Renzi fa sul serio: pagano banche e manager

di Angelo Perfetti

Sarà anche populista, potrà anche essere una strategia per depoteniare l’onda grillina, ma tutto ciò che Renzi ha messo nel mirino delle sue riforme costituisce esattamente ciò che la pancia degli italiani dice da tempo. Il fisco non tocca mai i poteri forti? Il premier programma una mazzata alle vanche. La crisi morde le famiglie? E il rottamatore si inventa il taglio agli stipendi dei manager pubblici. Più che le cifre, in questo caso conta l’empatia che Renzi sta riuscendo ad instaurare con gran parte del popolo. I numeri, comunque, ci sono. D’altra parte quello presentato ieri non era una mera dichiarazione d’intenti ma il Documento economico finanziario del Governo (Def), il canovaccio cioè sul quale si muoverà la politica economica dell’Itaia nel prossimo futuro. E il messaggio è chiaro: più tasse sulle banche e sulle rendite finanziarie. Meno tasse per cittadini e imprese. E anche per gli incapienti, chi cioè guadagna talmente poco da essere esente dall’Irpef.

La sorpresa
Le banche questa novità davvero non se l’aspettavano. Il governo ha scelto di finanziare parte del taglio del cuneo con il raddoppio della tassazione, al 26%, sulla rivalutazione delle quote della Banca d’Italia e un gettito quindi che sale di 1,2 miliardi a circa 2,4 miliardi di euro. Un maglio, peraltro una tantum, che colpirà principalmente i maggiori azionisti di Via Nazionale (Unicredit e Intesa Sanpaolo) ma che proprio per questo rischia di dar luogo a ricorsi. A caldo le banche non nascondono la loro irritazione sia per il contenuto che e per il metodo.
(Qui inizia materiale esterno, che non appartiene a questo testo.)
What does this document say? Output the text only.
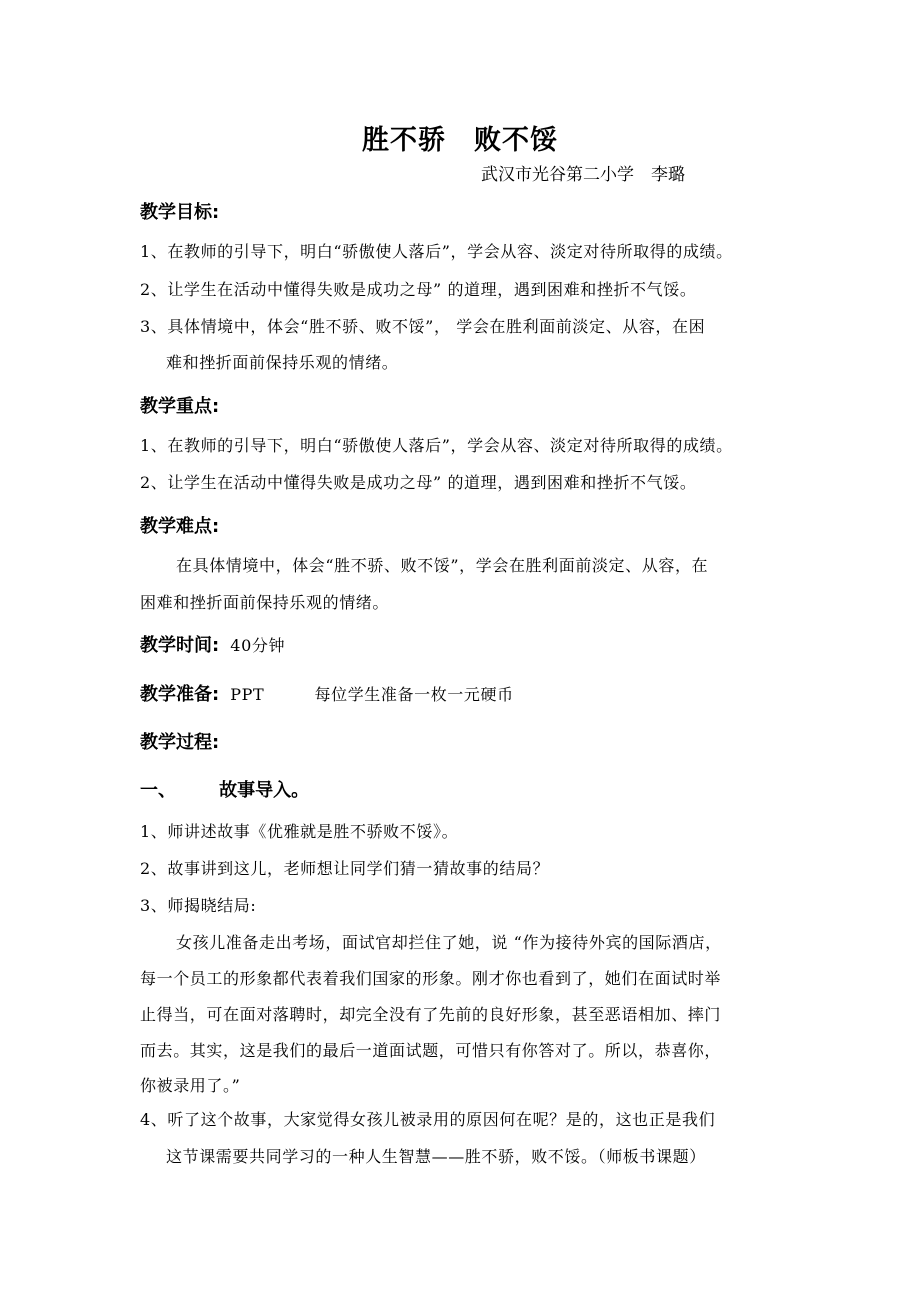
胜不骄　败不馁
武汉市光谷第二小学　李璐
教学目标:
1、在教师的引导下，明白“骄傲使人落后”，学会从容、淡定对待所取得的成绩。
2、让学生在活动中懂得失败是成功之母” 的道理，遇到困难和挫折不气馁。
3、具体情境中，体会“胜不骄、败不馁”， 学会在胜利面前淡定、从容，在困
难和挫折面前保持乐观的情绪。
教学重点:
1、在教师的引导下，明白“骄傲使人落后”，学会从容、淡定对待所取得的成绩。
2、让学生在活动中懂得失败是成功之母” 的道理，遇到困难和挫折不气馁。
教学难点:
在具体情境中，体会“胜不骄、败不馁”，学会在胜利面前淡定、从容，在
困难和挫折面前保持乐观的情绪。
教学时间: 40分钟
教学准备: PPT	每位学生准备一枚一元硬币
教学过程:
一、 故事导入。
1、师讲述故事《优雅就是胜不骄败不馁》。
2、故事讲到这儿，老师想让同学们猜一猜故事的结局？
3、师揭晓结局:
女孩儿准备走出考场，面试官却拦住了她，说 “作为接待外宾的国际酒店，
每一个员工的形象都代表着我们国家的形象。刚才你也看到了，她们在面试时举
止得当，可在面对落聘时，却完全没有了先前的良好形象，甚至恶语相加、摔门
而去。其实，这是我们的最后一道面试题，可惜只有你答对了。所以，恭喜你，
你被录用了。”
4、听了这个故事，大家觉得女孩儿被录用的原因何在呢？是的，这也正是我们
这节课需要共同学习的一种人生智慧——胜不骄，败不馁。（师板书课题）
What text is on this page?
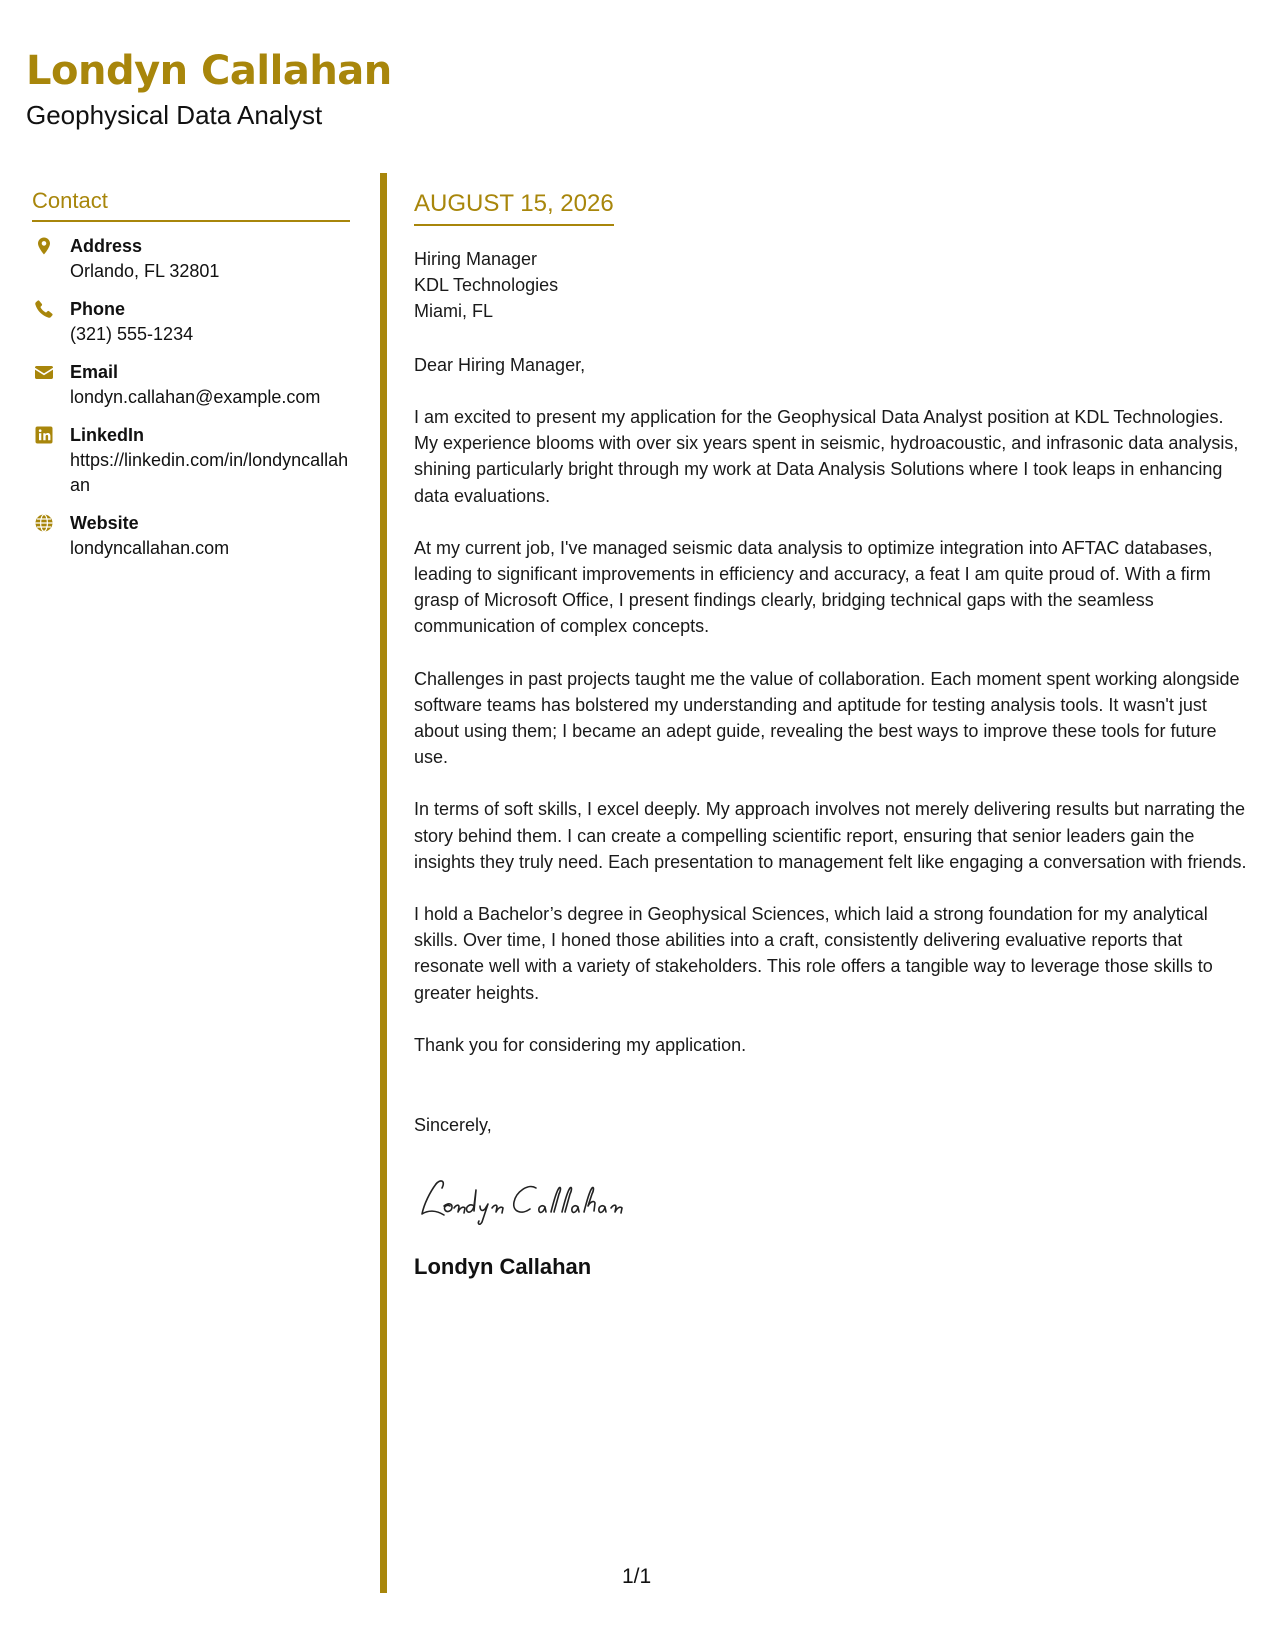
Londyn Callahan
Geophysical Data Analyst
Contact
Address
Orlando, FL 32801
Phone
(321) 555-1234
Email
londyn.callahan@example.com
LinkedIn
https://linkedin.com/in/londyncallahan
Website
londyncallahan.com
AUGUST 15, 2026
Hiring Manager
KDL Technologies
Miami, FL

Dear Hiring Manager,

I am excited to present my application for the Geophysical Data Analyst position at KDL Technologies. My experience blooms with over six years spent in seismic, hydroacoustic, and infrasonic data analysis, shining particularly bright through my work at Data Analysis Solutions where I took leaps in enhancing data evaluations.

At my current job, I've managed seismic data analysis to optimize integration into AFTAC databases, leading to significant improvements in efficiency and accuracy, a feat I am quite proud of. With a firm grasp of Microsoft Office, I present findings clearly, bridging technical gaps with the seamless communication of complex concepts.

Challenges in past projects taught me the value of collaboration. Each moment spent working alongside software teams has bolstered my understanding and aptitude for testing analysis tools. It wasn't just about using them; I became an adept guide, revealing the best ways to improve these tools for future use.

In terms of soft skills, I excel deeply. My approach involves not merely delivering results but narrating the story behind them. I can create a compelling scientific report, ensuring that senior leaders gain the insights they truly need. Each presentation to management felt like engaging a conversation with friends.

I hold a Bachelor’s degree in Geophysical Sciences, which laid a strong foundation for my analytical skills. Over time, I honed those abilities into a craft, consistently delivering evaluative reports that resonate well with a variety of stakeholders. This role offers a tangible way to leverage those skills to greater heights.

Thank you for considering my application.

Sincerely,

Londyn Callahan
1/1
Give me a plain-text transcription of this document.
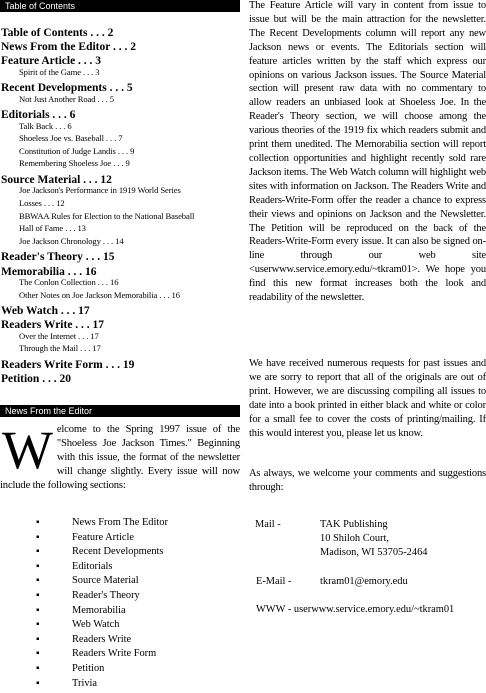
Table of Contents
Table of Contents . . . 2
News From the Editor . . . 2
Feature Article . . . 3
Spirit of the Game . . . 3
Recent Developments . . . 5
Not Just Another Road . . . 5
Editorials . . . 6
Talk Back . . . 6
Shoeless Joe vs. Baseball . . . 7
Constitution of Judge Landis . . . 9
Remembering Shoeless Joe . . . 9
Source Material . . . 12
Joe Jackson's Performance in 1919 World Series
Losses . . . 12
BBWAA Rules for Election to the National Baseball
Hall of Fame . . . 13
Joe Jackson Chronology . . . 14
Reader's Theory . . . 15
Memorabilia . . . 16
The Conlon Collection . . . 16
Other Notes on Joe Jackson Memorabilia . . . 16
Web Watch . . . 17
Readers Write . . . 17
Over the Internet . . . 17
Through the Mail . . . 17
Readers Write Form . . . 19
Petition . . . 20
News From the Editor
Welcome to the Spring 1997 issue of the "Shoeless Joe Jackson Times." Beginning with this issue, the format of the newsletter will change slightly. Every issue will now include the following sections:
▪	News From The Editor
▪	Feature Article
▪	Recent Developments
▪	Editorials
▪	Source Material
▪	Reader's Theory
▪	Memorabilia
▪	Web Watch
▪	Readers Write
▪	Readers Write Form
▪	Petition
▪	Trivia

The Feature Article will vary in content from issue to issue but will be the main attraction for the newsletter. The Recent Developments column will report any new Jackson news or events. The Editorials section will feature articles written by the staff which express our opinions on various Jackson issues. The Source Material section will present raw data with no commentary to allow readers an unbiased look at Shoeless Joe. In the Reader's Theory section, we will choose among the various theories of the 1919 fix which readers submit and print them unedited. The Memorabilia section will report collection opportunities and highlight recently sold rare Jackson items. The Web Watch column will highlight web sites with information on Jackson. The Readers Write and Readers-Write-Form offer the reader a chance to express their views and opinions on Jackson and the Newsletter. The Petition will be reproduced on the back of the Readers-Write-Form every issue. It can also be signed on-line through our web site <userwww.service.emory.edu/~tkram01>. We hope you find this new format increases both the look and readability of the newsletter.

We have received numerous requests for past issues and we are sorry to report that all of the originals are out of print. However, we are discussing compiling all issues to date into a book printed in either black and white or color for a small fee to cover the costs of printing/mailing. If this would interest you, please let us know.

As always, we welcome your comments and suggestions through:

Mail -	TAK Publishing
10 Shiloh Court,
Madison, WI 53705-2464
E-Mail -	tkram01@emory.edu
WWW - userwww.service.emory.edu/~tkram01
La notizia arriva infatti con l’uscita delle prime bozze nel tardo pomeriggio del Def ed è definita dal dg dell’Abi Sabatini “ingiusta e illogica”. In ambienti bancari non si nascondono le perplessità e le critiche. Prima del decreto sulle quote, che già all’epoca scatenò una feroce polemica contro “il regalo alle banche” fra le diverse forze politiche infatti fu previsto un aumento dell’Ires di 8,5 punti percentuali sulle banche che lo fece schizzare a oltre il 30% per non far pagare la seconda rata dell’Imu ai contribuenti. Un incremento che si è riflesso nei bilanci 2013 delle banche, molti dei quali hanno segnalato nero su bianco la differenza fra utile lordo e netto a causa dell’aumento della pressione fiscale. Un cambiamento delle regole quindi che peraltro arriva proprio in vista dell’esame Bce per il quale le banche italiane stanno affrontando una pesante ‘cura’ fatta di svalutazioni, pulizia di bilancio e aumenti di capitale.

La conferma
I tagli alla spesa del piano Cottarelli, rivisto e corretto a Palazzo Chigi, partiranno non solo dall’eliminazione degli enti inutili (il Cnel fra tutti, vero pallino di Renzi) ma anche e soprattutto dall’adozione di un tetto preciso – 238.000 euro – per gli stipendi dei manager pubblici. E non solo. “Il 10% della retribuzione la si prenderà solo se il Paese va bene, come le stock options nelle aziende. – ha insistito il premier – Non è possibile che un manager prenda un premio massimo se il paese va a rotoli. Da adesso inizia a
pagare chi non ha mai pagato”. Renzi si è poi spinto ancora più in là, esortando un allargamento dello stesso limite agli organi costituzionali – con un riferimento anche ai vertici amministrativi di Camera e Senato – che darebbero così prova di “coraggio, intelligenza e lungimiranza nel tornare in sintonia con il Paese”. Del resto chi fa politica deve dimostrare di volerlo fare “per spirito di servizio”, ha sottolineato ancora Renzi e non per i superstipendi.

La Sanità
La spending non comporterà alcuna tagliola per la sanità, settore tradizionalmente tra i piu’ a rischio. Di tagli lineari non ce ne saranno, anzi la spesa sanitaria è destinata inevitabilmente a crescere con l’invecchiamento della popolazione. Quello che sarà necessario sarà invece un intervento sulle Regioni che finora hanno amministrato peggio la spesa, “picchiando duro se serve”. Coperture e misure specifiche verranno comunque dettagliate nel prossimo apposito decreto annunciato per venerdi’ prossimo, 18 aprile. Qualche giorno dopo rispetto al previsto perché prima sarà necessario portare il Def in Parlamento, con il passaggio fissato giovedi’ 17. “L’Italia ce la può fare. – ha concluso il premier – Non e’ vero il ritornello: non ce la faremo mai, siamo condannati al declino”.